There are so many reasons people acquire debt, and even debt exists on a scale from “good” to “bad.” For instance, there are many valuable kinds of debt—such as using a loan to buy a home. But debt can also get out of control, and lead people down a difficult path of overwhelming loans—especially when it comes to “bad” debt like carrying a credit card balance.
The point? Debt is complicated. While it’s easy to write off debt as simply an issue of overspending, it’s important to understand that many factors actually play into debt. Here’s another way to think about it.
The Most Common Cause of Bankruptcy Isn’t Overspending
A lot of people automatically assume that someone declares bankruptcy because of a personal failure. The image in a lot of people’s heads about bankruptcy is that people only go through it if they spend too much and then can’t pay it back. However, this is not even close to the top reason why people file for bankruptcy. The true number one reason people go bankrupt is because of medical debt. An inability to pay for costly medical bills accounts for over 60 percent of individual bankruptcies in the United States. And before you assume that’s just because they don’t have insurance—it’s not. Over 70 percent of people who file for bankruptcy due to medical costs have some form of health coverage.
You Can’t Control Losing Your Job
Issues with work are typically cited as the next-most common reason people file for bankruptcy after medial costs. Either having reduced income—or losing your job—can put you in a precarious financial position, even if you’re lucky and can collect some unemployment benefits. It shouldn’t be surprising that a hit to your income can be the impetus for sending you toward bankruptcy—especially when almost 80 percent of people in the U.S. are living paycheck to paycheck.
Even though there are people who file bankruptcy because they were irresponsible with their credit, it’s by no means the most common reason for it.
How to Get Out of Debt
No matter how you got into debt, here are a few ways you can reduce or eliminate it without going so far as to declare bankruptcy:
- Get serious about budgeting your money. Maybe you’ve tried budgeting in the past, or even are using some form of a budget right now. If you’re having trouble with debt, but don’t feel like you’re really overspending, it’s a good idea to dive deep into some other ways to cut expenses. You might want to look at your fixed payments—such as rent, your mortgage, or auto loan. Is there any way for you to downsize in any of these ways? Getting more frugal with your vehicle or housing can quickly give you more money to pay down debt. You should also try using budgeting apps to help you stay on top of your finances while paying down debt.
- Do a balance transfer from high-interest credit cards to one with a lower interest rate.
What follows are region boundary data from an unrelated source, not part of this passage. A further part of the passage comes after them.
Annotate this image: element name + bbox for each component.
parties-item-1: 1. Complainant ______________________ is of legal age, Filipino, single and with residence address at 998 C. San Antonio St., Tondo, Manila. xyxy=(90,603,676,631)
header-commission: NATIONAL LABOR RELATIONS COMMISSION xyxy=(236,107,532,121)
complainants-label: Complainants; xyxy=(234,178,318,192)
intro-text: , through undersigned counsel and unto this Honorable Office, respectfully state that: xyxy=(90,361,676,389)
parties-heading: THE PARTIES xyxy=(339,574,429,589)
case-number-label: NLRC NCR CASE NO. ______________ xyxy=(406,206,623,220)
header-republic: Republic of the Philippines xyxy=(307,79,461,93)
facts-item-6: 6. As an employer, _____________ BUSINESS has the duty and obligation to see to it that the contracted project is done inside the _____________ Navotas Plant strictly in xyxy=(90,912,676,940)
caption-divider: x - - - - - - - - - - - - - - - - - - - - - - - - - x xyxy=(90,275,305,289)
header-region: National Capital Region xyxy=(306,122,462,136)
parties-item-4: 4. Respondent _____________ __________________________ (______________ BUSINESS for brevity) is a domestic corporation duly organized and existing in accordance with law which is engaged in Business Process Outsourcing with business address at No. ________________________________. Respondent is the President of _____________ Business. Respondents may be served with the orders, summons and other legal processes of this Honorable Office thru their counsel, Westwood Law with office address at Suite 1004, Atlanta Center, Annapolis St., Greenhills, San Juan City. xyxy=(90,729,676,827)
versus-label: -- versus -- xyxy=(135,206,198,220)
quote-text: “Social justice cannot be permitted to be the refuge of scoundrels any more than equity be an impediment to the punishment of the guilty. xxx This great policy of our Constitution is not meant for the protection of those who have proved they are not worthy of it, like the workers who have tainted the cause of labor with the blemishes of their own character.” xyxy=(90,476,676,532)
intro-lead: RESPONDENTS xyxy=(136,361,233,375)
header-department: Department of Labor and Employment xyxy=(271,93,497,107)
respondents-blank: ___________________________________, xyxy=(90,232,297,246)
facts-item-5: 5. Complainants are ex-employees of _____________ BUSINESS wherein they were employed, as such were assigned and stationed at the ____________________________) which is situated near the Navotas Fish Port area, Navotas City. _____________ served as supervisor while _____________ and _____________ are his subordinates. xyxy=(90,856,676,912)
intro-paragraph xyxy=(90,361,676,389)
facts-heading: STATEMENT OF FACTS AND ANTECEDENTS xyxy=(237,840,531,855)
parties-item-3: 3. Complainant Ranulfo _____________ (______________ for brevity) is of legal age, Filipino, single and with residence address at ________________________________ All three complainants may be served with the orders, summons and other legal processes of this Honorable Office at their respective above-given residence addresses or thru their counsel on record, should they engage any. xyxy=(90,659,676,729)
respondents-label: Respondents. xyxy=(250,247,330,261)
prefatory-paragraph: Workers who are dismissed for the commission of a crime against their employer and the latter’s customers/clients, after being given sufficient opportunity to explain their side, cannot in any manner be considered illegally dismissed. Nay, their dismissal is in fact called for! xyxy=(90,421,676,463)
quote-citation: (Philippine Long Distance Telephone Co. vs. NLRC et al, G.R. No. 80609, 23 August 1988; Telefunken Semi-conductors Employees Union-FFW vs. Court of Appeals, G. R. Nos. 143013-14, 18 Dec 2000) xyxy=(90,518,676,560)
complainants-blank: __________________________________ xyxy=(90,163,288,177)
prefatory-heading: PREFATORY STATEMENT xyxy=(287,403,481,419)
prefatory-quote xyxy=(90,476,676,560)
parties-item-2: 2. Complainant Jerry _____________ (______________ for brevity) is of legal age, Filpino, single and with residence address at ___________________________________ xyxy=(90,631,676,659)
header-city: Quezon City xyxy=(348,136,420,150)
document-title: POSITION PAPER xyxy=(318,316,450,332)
A balance transfer can be a beneficial idea for people with credit card debt on a few cards that are all accruing interest at a high rate. Often, you can consolidate those balances onto another card, which will give you a low introductory rate for a certain period. It’s important that you take advantage of that time to pay down the debt—as interest will start growing again after the low APR period ends.
- Work with a debt relief company. For some consumers, teaming up with a debt relief agency to negotiate with creditors for a more favorable settlement is the best way to tackle debt. It’s important, however, that you find the right company, as some are much more reliable than others. Freedom Financial Network, for instance, offers people a strong lineup of debt relief options, with plenty of consumer reviews online to back it up. Debt relief strategies like settlement can take several years to complete, but the end result can be zeroing out your debts for less than their original price tag.
Understanding Why Certain Debt Seems to Never Go Away
For some people, it can seem like their debt just lasts forever, even when they’re paying what they owe each month. This is because your interest rate can often entirely negate the minimum payment on debt. Credit cards are notorious for taking forever to pay off if you only make the minimum payment. They come with incredibly high interest rates, which means you’re going to be accruing more money you need to pay back the longer you let the balance sit there. It’s a good idea to dedicate as much as you can to high interest debt like credit cards as opposed to paying the minimum. You can use a credit card repayment calculator to see how long it will take you to pay off your balance if you make payments of different sizes.
Debt happens for a lot of reasons. Overspending is one of those reasons; but it’s not at all the primary cause for people going into debt. You can beat your debt by learning more about how it works and coming up with a realistic plan for paying it down.